Regex reWhiteList = new Regex("^[A-Za-z ]+$")
That checks to see if the entire string is composed of those characters. Note that a string with a number, a period, a quote, or anything else would NOT match this regex and thus would fail the whitelist.
if (reWhiteList.IsMatch(strInput))
// it's ok, proceed to step 2
else
// it's not ok, inform user they've entered invalid characters and try again
Hopefully this helps some more! With names and company names you'll have a tough-to-impossible time developing a rigorous pattern to check against, but you can do a simple allowable character list, as I showed here.
Do not try to sanitize names, especially with regex!
Just make sure that you are properly escaping the values and saving them safely in your DB, and them escaping them back when presenting in HTML
Company names might have almost any kind of symbol in them, so I don't know how well this is going to work for you. I'd concentrate on shielding yourself directly from various attacks, not hoping that your strings are "naturally" safe.
(Certainly they can have ampersands, colons, semicolons, exclamation points, hyphens, percent signs, and all kinds of other things that could be "unsafe" in a host of contexts.)
Why filter or regex the data at all, or even escape it, you should be using bind variables to access the database.
This way, the customer could enter something like: anything' OR 'x'='x
And your application doesn't care because your SQL code doesn't parse the variable because it's not set when you prepare the statement. I.e.
'SELECT count(username) FROM usertable WHERE username = ? and password = ?'
then you execute that code with those variables set.
This works in PHP, PERL, J2EE applications, and so on.
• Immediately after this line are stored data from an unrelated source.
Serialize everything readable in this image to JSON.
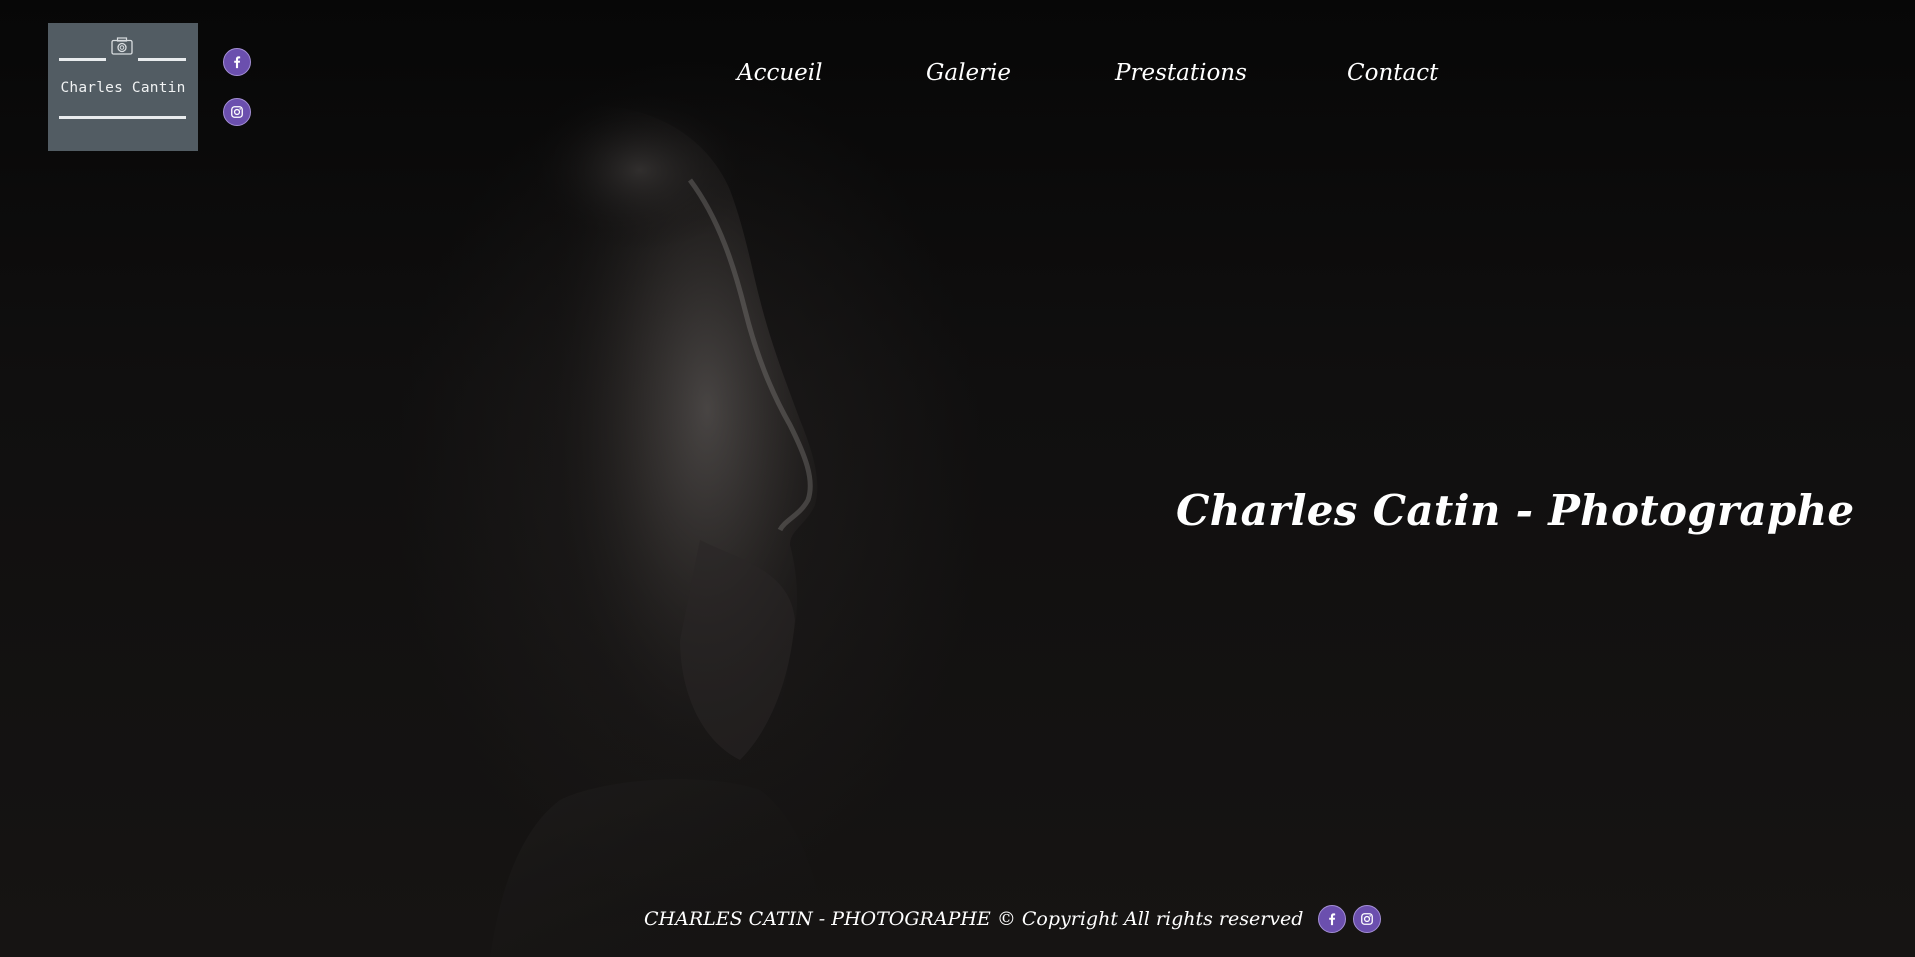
{
  "logo": {
    "text": "Charles Cantin",
    "icon": "camera-icon"
  },
  "social": {
    "facebook_icon": "facebook-icon",
    "instagram_icon": "instagram-icon",
    "accent_color": "#6b4fae"
  },
  "nav": {
    "items": [
      {
        "label": "Accueil"
      },
      {
        "label": "Galerie"
      },
      {
        "label": "Prestations"
      },
      {
        "label": "Contact"
      }
    ]
  },
  "hero": {
    "headline": "Charles Catin - Photographe"
  },
  "footer": {
    "text": "CHARLES CATIN - PHOTOGRAPHE © Copyright All rights reserved"
  }
}
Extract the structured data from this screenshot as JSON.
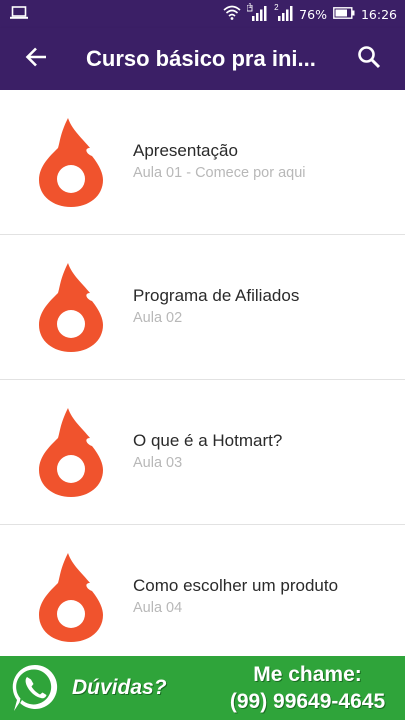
{
  "status_bar": {
    "battery": "76%",
    "time": "16:26",
    "sim1": "1",
    "sim2": "2",
    "icons": [
      "laptop-icon",
      "wifi-icon",
      "signal-icon",
      "signal-icon",
      "battery-icon"
    ]
  },
  "app_bar": {
    "title": "Curso básico pra ini...",
    "back_icon": "arrow-left-icon",
    "search_icon": "search-icon",
    "color": "#3b1f66"
  },
  "lessons": [
    {
      "title": "Apresentação",
      "subtitle": "Aula 01 - Comece por aqui",
      "icon": "hotmart-flame-icon"
    },
    {
      "title": "Programa de Afiliados",
      "subtitle": "Aula 02",
      "icon": "hotmart-flame-icon"
    },
    {
      "title": "O que é a Hotmart?",
      "subtitle": "Aula 03",
      "icon": "hotmart-flame-icon"
    },
    {
      "title": "Como escolher um produto",
      "subtitle": "Aula 04",
      "icon": "hotmart-flame-icon"
    }
  ],
  "promo": {
    "doubt_label": "Dúvidas?",
    "call_label": "Me chame:",
    "phone": "(99) 99649-4645",
    "icon": "whatsapp-icon",
    "color": "#2fa43a"
  },
  "colors": {
    "flame": "#f0532d",
    "title_text": "#2a2a2a",
    "subtitle_text": "#b8b8b8"
  }
}
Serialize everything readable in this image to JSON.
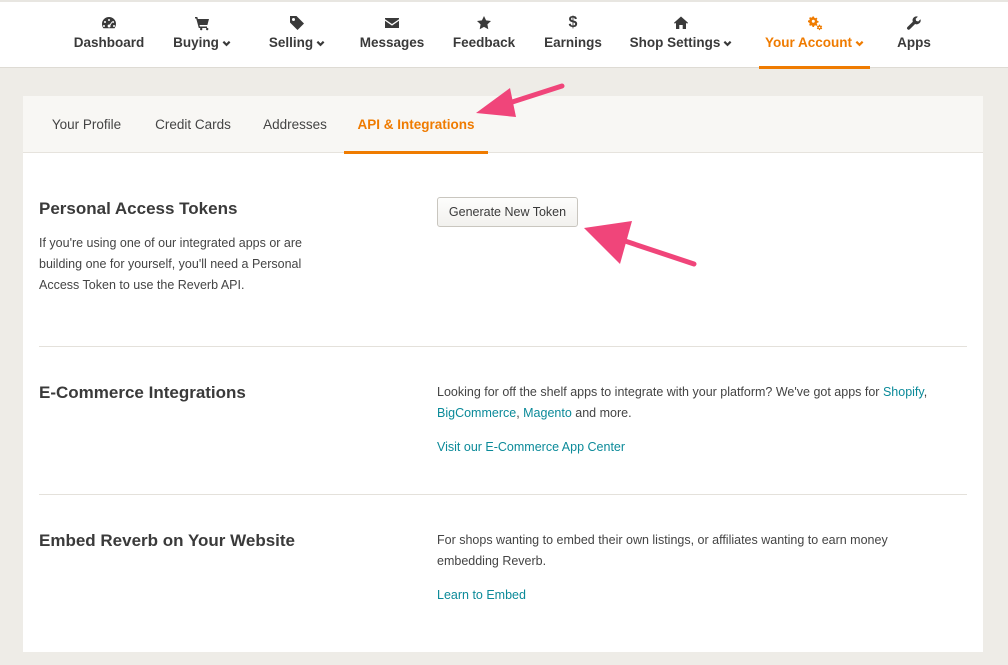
{
  "nav": {
    "items": [
      {
        "label": "Dashboard",
        "icon": "dashboard-icon",
        "dropdown": false
      },
      {
        "label": "Buying",
        "icon": "cart-icon",
        "dropdown": true
      },
      {
        "label": "Selling",
        "icon": "tag-icon",
        "dropdown": true
      },
      {
        "label": "Messages",
        "icon": "envelope-icon",
        "dropdown": false
      },
      {
        "label": "Feedback",
        "icon": "star-icon",
        "dropdown": false
      },
      {
        "label": "Earnings",
        "icon": "dollar-icon",
        "dropdown": false
      },
      {
        "label": "Shop Settings",
        "icon": "home-icon",
        "dropdown": true
      },
      {
        "label": "Your Account",
        "icon": "gears-icon",
        "dropdown": true,
        "active": true
      },
      {
        "label": "Apps",
        "icon": "wrench-icon",
        "dropdown": false
      }
    ]
  },
  "subtabs": [
    "Your Profile",
    "Credit Cards",
    "Addresses",
    "API & Integrations"
  ],
  "active_subtab": "API & Integrations",
  "tokens": {
    "title": "Personal Access Tokens",
    "description": "If you're using one of our integrated apps or are building one for yourself, you'll need a Personal Access Token to use the Reverb API.",
    "button": "Generate New Token"
  },
  "ecommerce": {
    "title": "E-Commerce Integrations",
    "text_before": "Looking for off the shelf apps to integrate with your platform? We've got apps for",
    "link_shopify": "Shopify",
    "link_bigcommerce": "BigCommerce",
    "link_magento": "Magento",
    "text_after": "and more.",
    "link_center": "Visit our E-Commerce App Center"
  },
  "embed": {
    "title": "Embed Reverb on Your Website",
    "text": "For shops wanting to embed their own listings, or affiliates wanting to earn money embedding Reverb.",
    "link": "Learn to Embed"
  },
  "colors": {
    "accent": "#ef7b00",
    "link": "#0b8a99",
    "annotation_arrow": "#f0457a",
    "background": "#eeece7"
  }
}
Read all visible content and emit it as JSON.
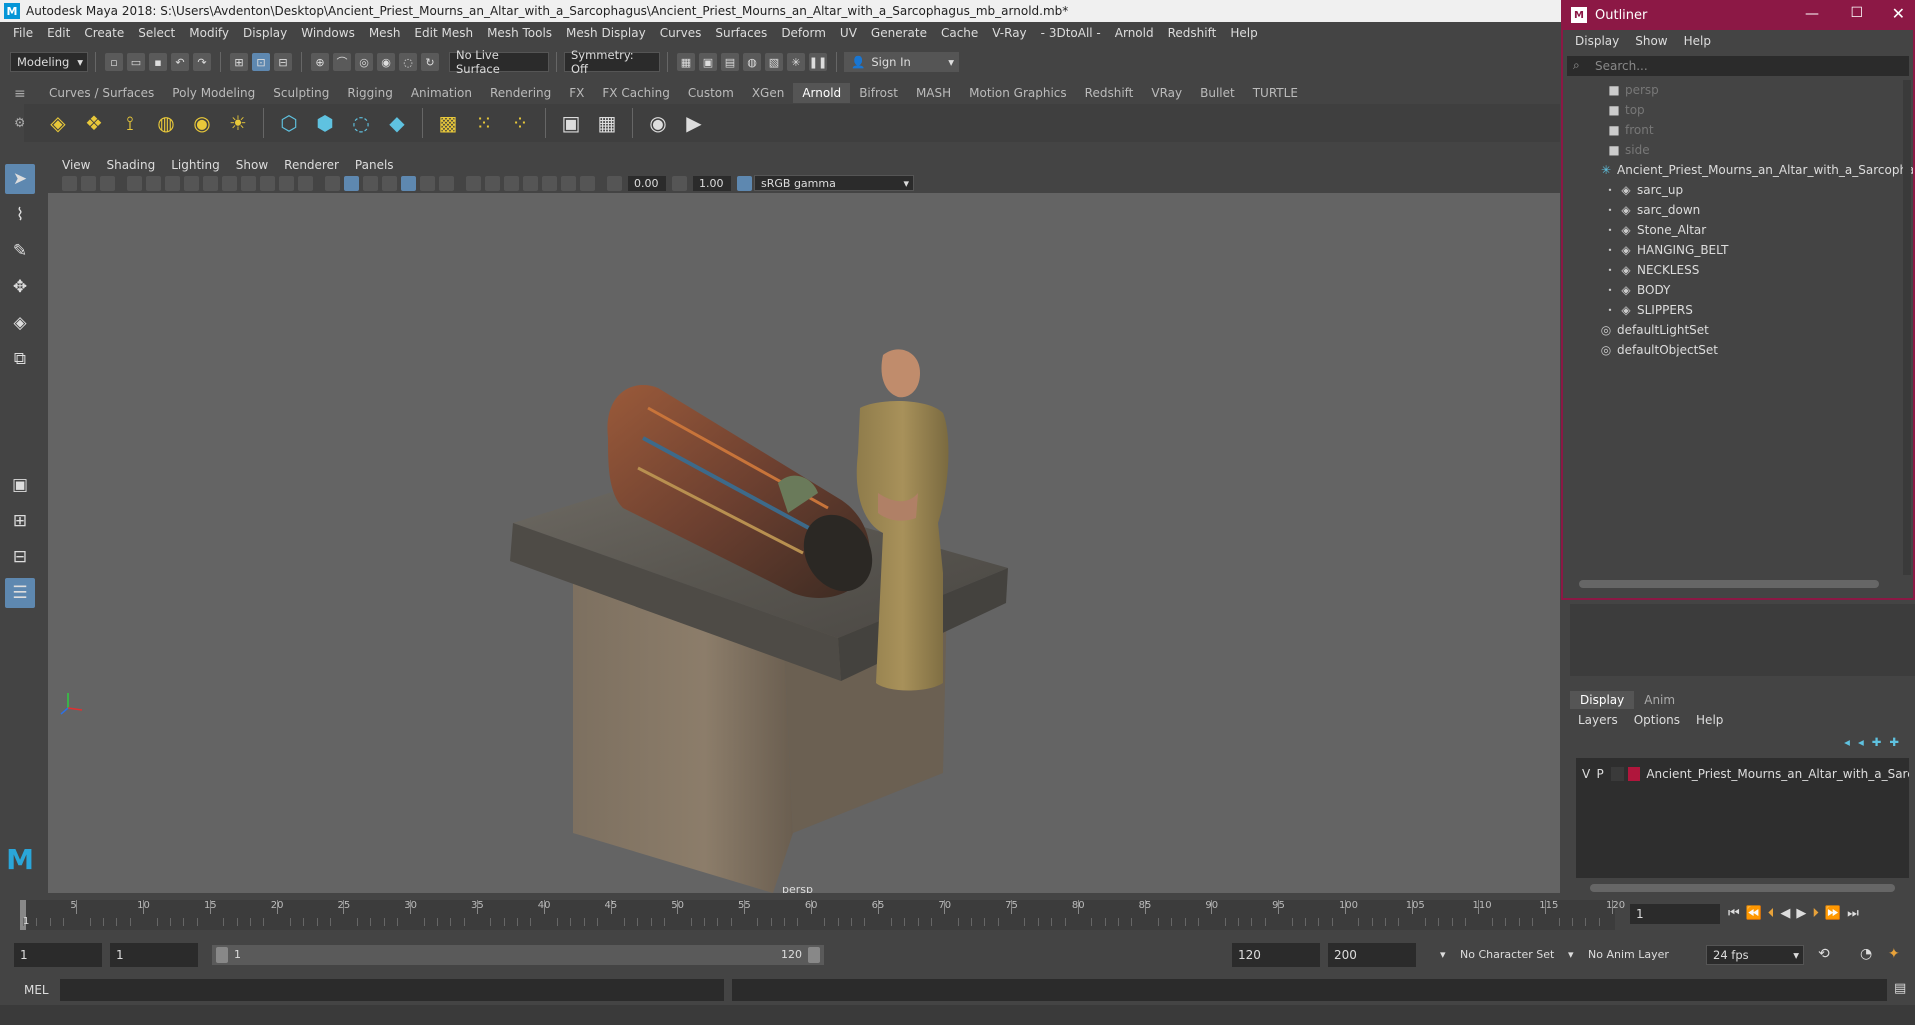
{
  "window": {
    "title": "Autodesk Maya 2018: S:\\Users\\Avdenton\\Desktop\\Ancient_Priest_Mourns_an_Altar_with_a_Sarcophagus\\Ancient_Priest_Mourns_an_Altar_with_a_Sarcophagus_mb_arnold.mb*",
    "logo": "M"
  },
  "menus": [
    "File",
    "Edit",
    "Create",
    "Select",
    "Modify",
    "Display",
    "Windows",
    "Mesh",
    "Edit Mesh",
    "Mesh Tools",
    "Mesh Display",
    "Curves",
    "Surfaces",
    "Deform",
    "UV",
    "Generate",
    "Cache",
    "V-Ray",
    "- 3DtoAll -",
    "Arnold",
    "Redshift",
    "Help"
  ],
  "status": {
    "mode": "Modeling",
    "live_surface": "No Live Surface",
    "symmetry": "Symmetry: Off",
    "sign_in": "Sign In"
  },
  "shelf_tabs": [
    "Curves / Surfaces",
    "Poly Modeling",
    "Sculpting",
    "Rigging",
    "Animation",
    "Rendering",
    "FX",
    "FX Caching",
    "Custom",
    "XGen",
    "Arnold",
    "Bifrost",
    "MASH",
    "Motion Graphics",
    "Redshift",
    "VRay",
    "Bullet",
    "TURTLE"
  ],
  "shelf_active": "Arnold",
  "panel_menu": [
    "View",
    "Shading",
    "Lighting",
    "Show",
    "Renderer",
    "Panels"
  ],
  "panel_tools": {
    "exposure": "0.00",
    "gamma": "1.00",
    "color_space": "sRGB gamma"
  },
  "viewport": {
    "camera_label": "persp"
  },
  "outliner": {
    "title": "Outliner",
    "menu": [
      "Display",
      "Show",
      "Help"
    ],
    "search_placeholder": "Search...",
    "cameras": [
      "persp",
      "top",
      "front",
      "side"
    ],
    "group": "Ancient_Priest_Mourns_an_Altar_with_a_Sarcophagus_r",
    "children": [
      "sarc_up",
      "sarc_down",
      "Stone_Altar",
      "HANGING_BELT",
      "NECKLESS",
      "BODY",
      "SLIPPERS"
    ],
    "sets": [
      "defaultLightSet",
      "defaultObjectSet"
    ]
  },
  "layers": {
    "tabs": [
      "Display",
      "Anim"
    ],
    "menu": [
      "Layers",
      "Options",
      "Help"
    ],
    "layer": {
      "v": "V",
      "p": "P",
      "name": "Ancient_Priest_Mourns_an_Altar_with_a_Sarcoph",
      "color": "#b0163c"
    }
  },
  "timeline": {
    "ticks": [
      "5",
      "10",
      "15",
      "20",
      "25",
      "30",
      "35",
      "40",
      "45",
      "50",
      "55",
      "60",
      "65",
      "70",
      "75",
      "80",
      "85",
      "90",
      "95",
      "100",
      "105",
      "110",
      "115",
      "120"
    ],
    "current_marker": "1",
    "current_frame": "1"
  },
  "range": {
    "start": "1",
    "start2": "1",
    "slider_start": "1",
    "slider_end": "120",
    "end": "120",
    "max": "200",
    "character_set": "No Character Set",
    "anim_layer": "No Anim Layer",
    "fps": "24 fps"
  },
  "cmd": {
    "label": "MEL"
  }
}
I think writing your own regexp is not a good idea: it would be very hard. Try leveraging existing functions of your web framework, there is lots of resources on the net. If you say C#, I assume you are using ASP.NET, try the following article:
How To: Protect From Injection Attacks in ASP.NET
This is my current regex WHITELIST for a company name. Any input outside of these characters is rejected:
"^[0-9\p{L} '\-\.,\/\&]{0,50}$"
The \p{L} matches any unicode "letter". So, the accents and asian characters are whitelisted.
The \& is a bit problematic because it potentially allows javascript special characters.
The \' is problematic if not using parameterized queries, because of SQL injection.
The \- could allow "--", also a potential for SQL injection if not using parameterized queries.
Also, the \p{L} won't work client-side, so you can't use it in the ASP.NET regular expression validator without disabling clientside validation:
EnableClientScript="False"